From 2001-05, Sorenstam went on a historic run. She dominated the women's game, winning 43 times and finishing in the top three nearly 70 percent of the time. In 2001, she became the first woman to break the 60 barrier, firing a 13-under 59 in the second round of the Standard Register PING. It remains the lowest round in LPGA history, and the scorecard is still displayed in the World Golf Hall of Fame.
Despite winning three more times in 1998, Sorenstam, just 37 and third on the LPGA's all-time victory list, abruptly retired from the game. Her focus was had changed to interests outside the ropes, like starting a family. She also began building the Annika brand. In true Sorenstam fashion, her empire now includes a golf academy in Orlando, a charitable foundation, a winery, a clothing line, golf course design, a financial group, and regular appearances on Golf Channel broadcasts.

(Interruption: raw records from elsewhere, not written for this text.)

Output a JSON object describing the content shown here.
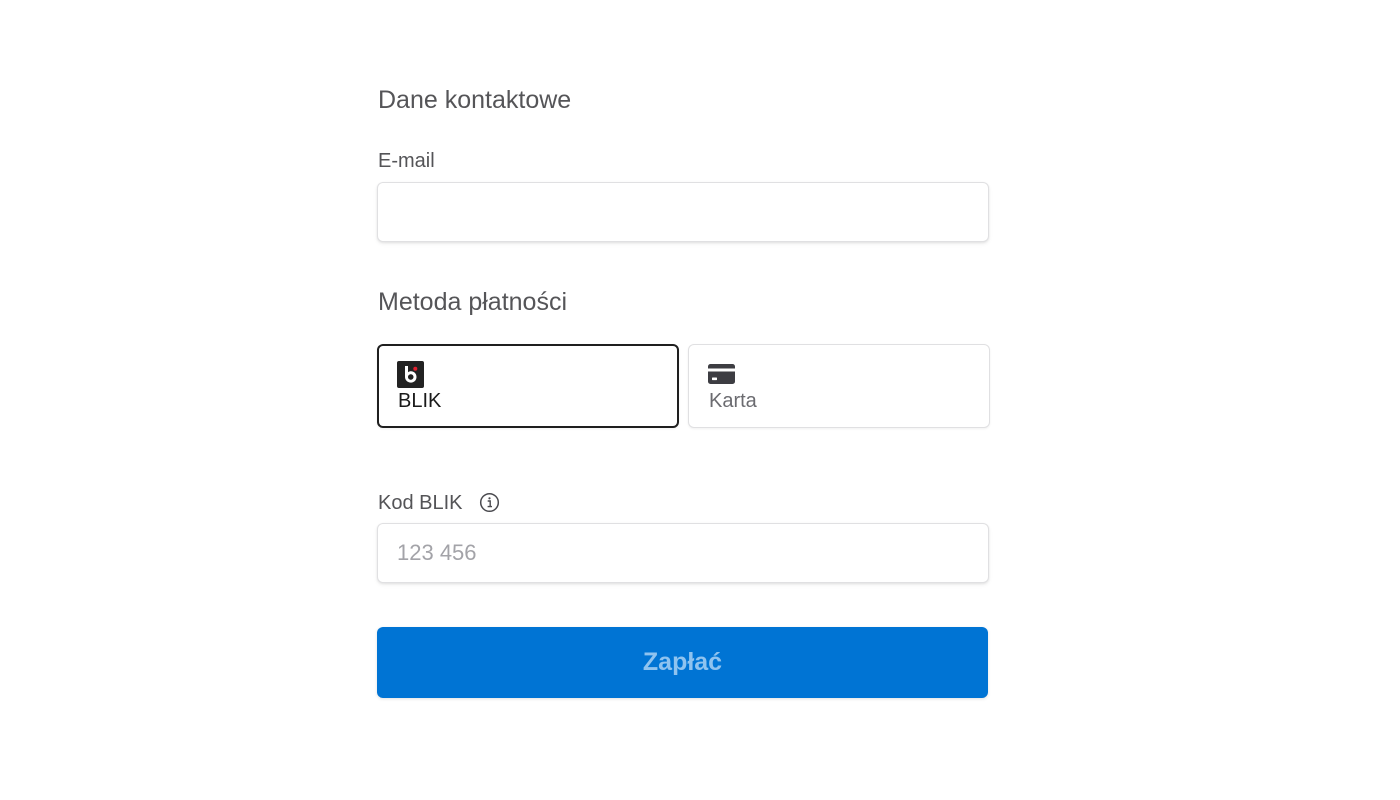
{
  "contact": {
    "title": "Dane kontaktowe",
    "email_label": "E-mail",
    "email_value": "",
    "email_placeholder": ""
  },
  "payment": {
    "title": "Metoda płatności",
    "methods": [
      {
        "label": "BLIK",
        "icon": "blik-logo-icon",
        "selected": true
      },
      {
        "label": "Karta",
        "icon": "credit-card-icon",
        "selected": false
      }
    ],
    "blik_code_label": "Kod BLIK",
    "blik_code_placeholder": "123 456",
    "blik_code_value": ""
  },
  "pay_button": {
    "label": "Zapłać",
    "state": "disabled"
  },
  "colors": {
    "accent": "#0074d4",
    "blik_red": "#e3202f",
    "selected_border": "#1f1f1f"
  }
}
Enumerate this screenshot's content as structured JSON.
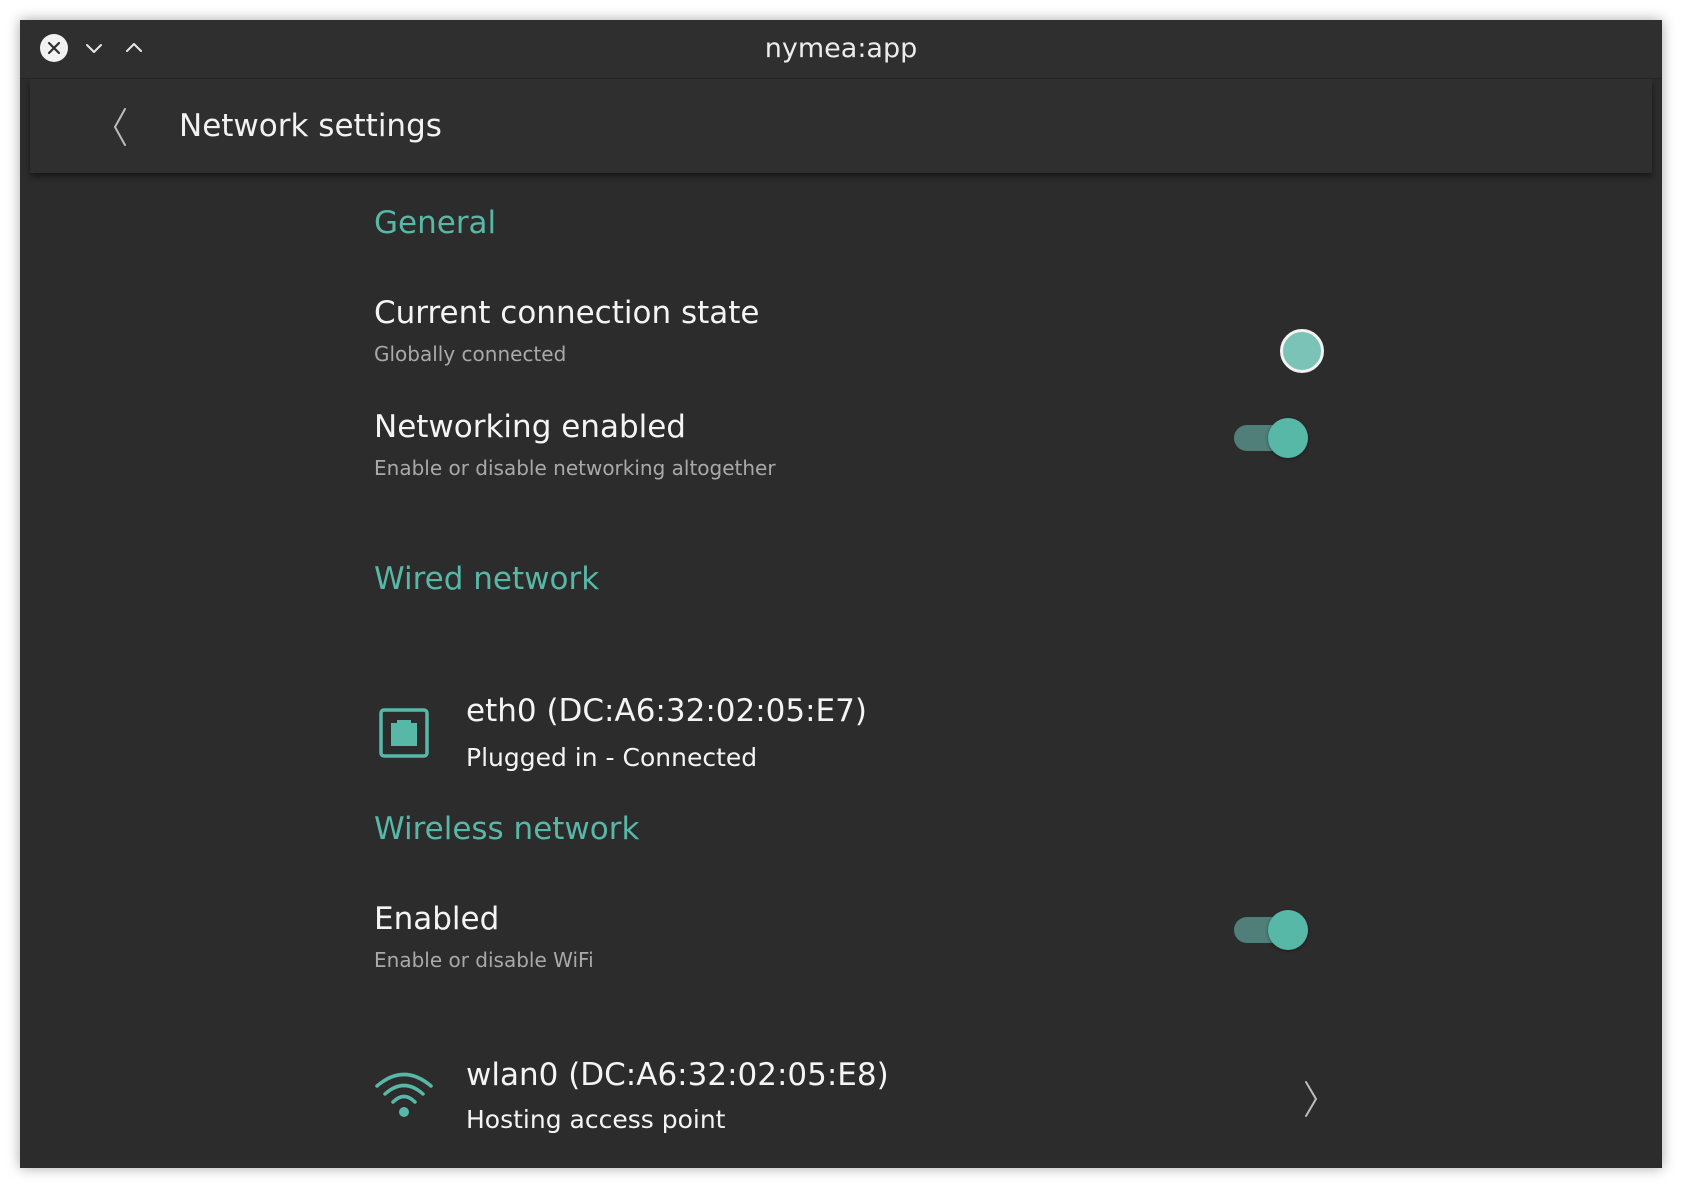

Despite no longer dominating on the course, her celebrity endures. And the launching pad was one of the rare events she didn't win; teeing it up at the Colonial elevated Sorenstam from LPGA superstar to global personality.
"Colonial was my mission," Sorenstam said after she announced her retirement. "It was my path, my journey and I felt like people accepted that, 'Hey she's an athlete, and she wants to get better.' I've always let my clubs do the talking. And I felt like people accepted me for that."